In his ruling, Judge Wepener found that, in allowing Thaba Mafumadi’s company to lease the commission’s building, Pansy Tlakula had not only broken the law, but that she had also failed to take responsibility for her actions. He recommended in his report that she be removed from her position.
What Judge Wepener found about this notorious business transaction is nothing new but is the hollow echo of numerous other entities that also found the same. Late in 2013, the Public Protector, Thuli Madonsela also came to the same conclusion in her investigation of the office of the chairperson of the Independent Electoral Commission. Madonsela found that in addition, Tlakula had also failed to provide appropriate guidance to her subordinates. She had also recommended that the IEC leader be removed from her position. Her report was also authenticated by an independent forensic audit report by Pricewaterhouse Cooper, which had also come to the same conclusion regarding Tlakula’s conduct.

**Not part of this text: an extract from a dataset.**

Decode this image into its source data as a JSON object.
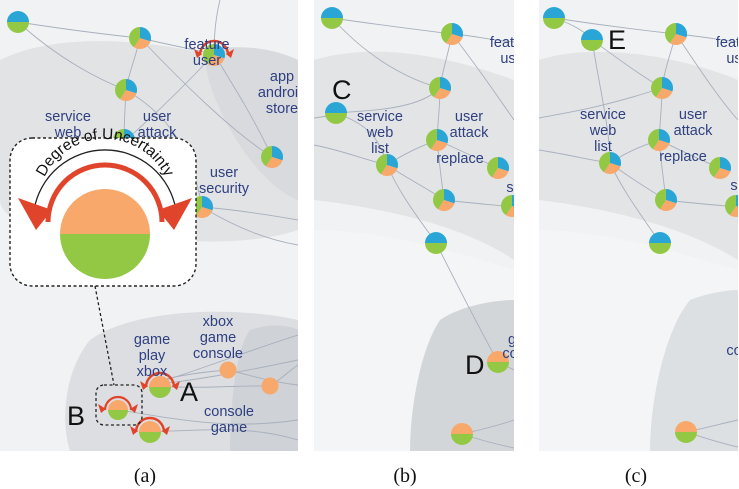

A few months before the May 7 elections, a coalition of political parties attempted to make an urgent push for the removal of Tlakula from her position. In their affidavit, the parties, which included the Economic Freedom Fighters and the United Democratic Movement argued that if she was allowed to run the elections, Tlakula would bring the elections to disrepute and further that these elections would lose credibility both nationally and internationally. On Wednesday, when it emerged that the electoral court had ruled that Tlakula be removed, Bantu Holomisa of the UDM, said that it was long overdue for her to be relieved of her duties.
It is against this backdrop that Selfe recommends that Tlakula steps down of her own accord. This apparently comes in the wake of calls to the effect that the removal of the IEC chair can be a long, tedious and well drawn out process.